The church we choose to become a part of will have a vital and undeniable influence on every member of our family. The church has a tremendous capacity to help both the family and our emerging adolescent. Conversely, it is possible for the atmosphere of the church to be detrimental to the growth of the young person and the family as well.
The church can provide a place where truth can be presented across the generations. As parents and children sit together listening to the same message, they may have different responses, but if parents will seek to have conversations about what they heard in church, they may get insights into how their children are thinking. It's possible they'll hear that their children are tuned out completely. That is important to know. The parent might consider offering an incentive for "answers" to specific questions gleaned from the Sunday morning message—extra game time, television time, maybe even money! It's possible your teen might consider listening in order to pocket some change. And he may hear something that will stick.
The church can provide a supportive extension of the family's values. This may be the only place in the teenager's world (aside from the family) that he hears a message that provides a restraining check on questionable activities. The church family, including youth leaders your teen likes and respects, can provide listening ears and counsel—someone to talk to besides Mom and Dad.
The Church Provides Opportunities for Social Growth and Service to Others
The social climate the church provides can be a place for the teen to find "something to do." It is important that the church community understands their role in providing positive and safe activities for its youth. For the teenager who feels he doesn't fit in with any group at school, he may find his place of social acceptance and belonging within the church.
The church can provide young people an opportunity to serve others and find a social conscience. Many churches plan short-term mission trips where the teen can experience firsthand some of the tremendous needs of the world we live in. Sacrifice whatever you have to in order to give your teenager such an opportunity.
If the church can be such an important part of our teenager's growing up experience, what is a parent to do when their child begins rebelling against attending services or youth activities?

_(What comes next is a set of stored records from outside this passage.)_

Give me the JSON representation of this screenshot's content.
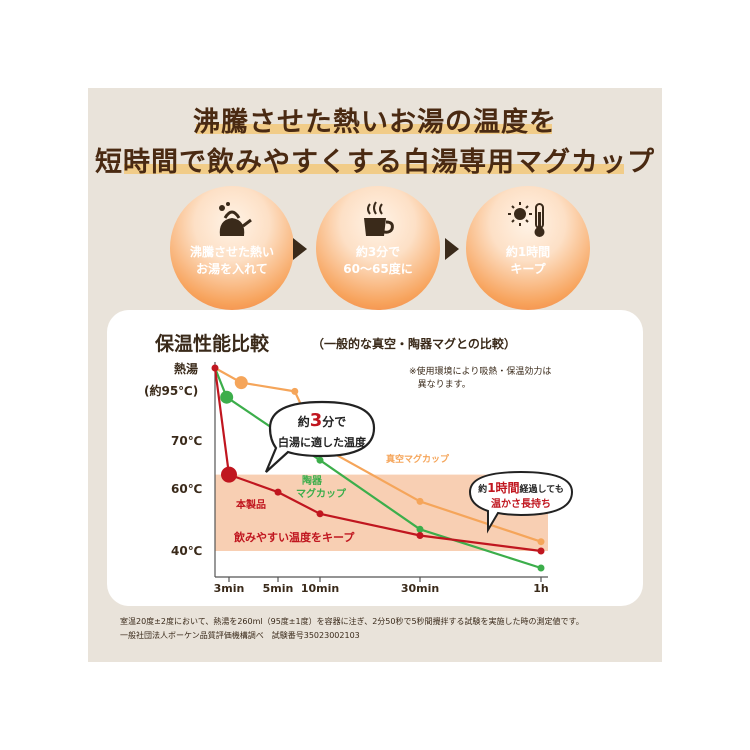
{
  "headline": {
    "line1": "沸騰させた熱いお湯の温度を",
    "line2": "短時間で飲みやすくする白湯専用マグカップ"
  },
  "steps": [
    {
      "icon": "kettle-icon",
      "line1": "沸騰させた熱い",
      "line2": "お湯を入れて"
    },
    {
      "icon": "steaming-cup-icon",
      "line1": "約3分で",
      "line2": "60〜65度に"
    },
    {
      "icon": "sun-thermometer-icon",
      "line1": "約1時間",
      "line2": "キープ"
    }
  ],
  "chart": {
    "title": "保温性能比較",
    "subtitle": "（一般的な真空・陶器マグとの比較）",
    "note_line1": "※使用環境により吸熱・保温効力は",
    "note_line2": "異なります。",
    "bubble_left_prefix": "約",
    "bubble_left_number": "3",
    "bubble_left_suffix": "分で",
    "bubble_left_line2": "白湯に適した温度",
    "bubble_right_prefix": "約",
    "bubble_right_number": "1時間",
    "bubble_right_suffix": "経過しても",
    "bubble_right_line2": "温かさ長持ち",
    "band_label": "飲みやすい温度をキープ"
  },
  "chart_data": {
    "type": "line",
    "y_tick_labels": {
      "top_line1": "熱湯",
      "top_line2": "(約95℃)",
      "t70": "70℃",
      "t60": "60℃",
      "t40": "40℃"
    },
    "x_tick_labels": [
      "3min",
      "5min",
      "10min",
      "30min",
      "1h"
    ],
    "x_minutes": [
      3,
      5,
      10,
      30,
      60
    ],
    "highlight_band": [
      40,
      63
    ],
    "series": [
      {
        "name": "本製品",
        "color": "#c0161f",
        "points": [
          [
            0,
            95
          ],
          [
            3,
            63
          ],
          [
            5,
            59
          ],
          [
            10,
            52
          ],
          [
            30,
            45
          ],
          [
            60,
            40
          ]
        ]
      },
      {
        "name": "陶器マグカップ",
        "color": "#3cae4b",
        "points": [
          [
            0,
            95
          ],
          [
            2.5,
            85
          ],
          [
            10,
            66
          ],
          [
            30,
            47
          ],
          [
            60,
            36
          ]
        ]
      },
      {
        "name": "真空マグカップ",
        "color": "#f5a55a",
        "points": [
          [
            0,
            95
          ],
          [
            3.5,
            90
          ],
          [
            7,
            87
          ],
          [
            10,
            69
          ],
          [
            30,
            56
          ],
          [
            60,
            43
          ]
        ]
      }
    ]
  },
  "footnote": {
    "line1": "室温20度±2度において、熱湯を260ml（95度±1度）を容器に注ぎ、2分50秒で5秒間攪拌する試験を実施した時の測定値です。",
    "line2": "一般社団法人ボーケン品質評価機構調べ　試験番号35023002103"
  },
  "colors": {
    "accent": "#f0773a",
    "product": "#c0161f",
    "ceramic": "#3cae4b",
    "vacuum": "#f5a55a",
    "band": "#f8cfb3"
  }
}
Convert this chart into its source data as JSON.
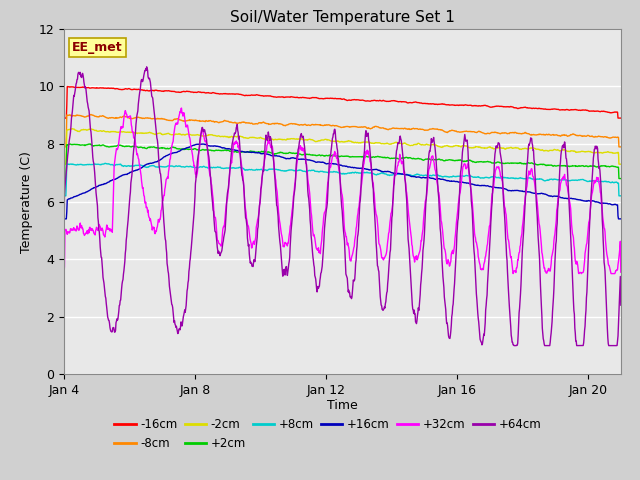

First, the parent needs to examine what their particular church has to offer. One author suggests parents ask the question: "Is your church still breathing?" Is there a functioning youth group? Are the youth leaders "in tune" with adolescent thinking and wants? Does the church truly preach the gospel and biblical truth? Is this church too legalistic? Too liberal? Is it a small congregation with very few young people? Are you, the parent, bored with services but still attending out of habit? Is this church alive and growing, not necessarily in numbers but in spirit? Is it a healthy environment for young people?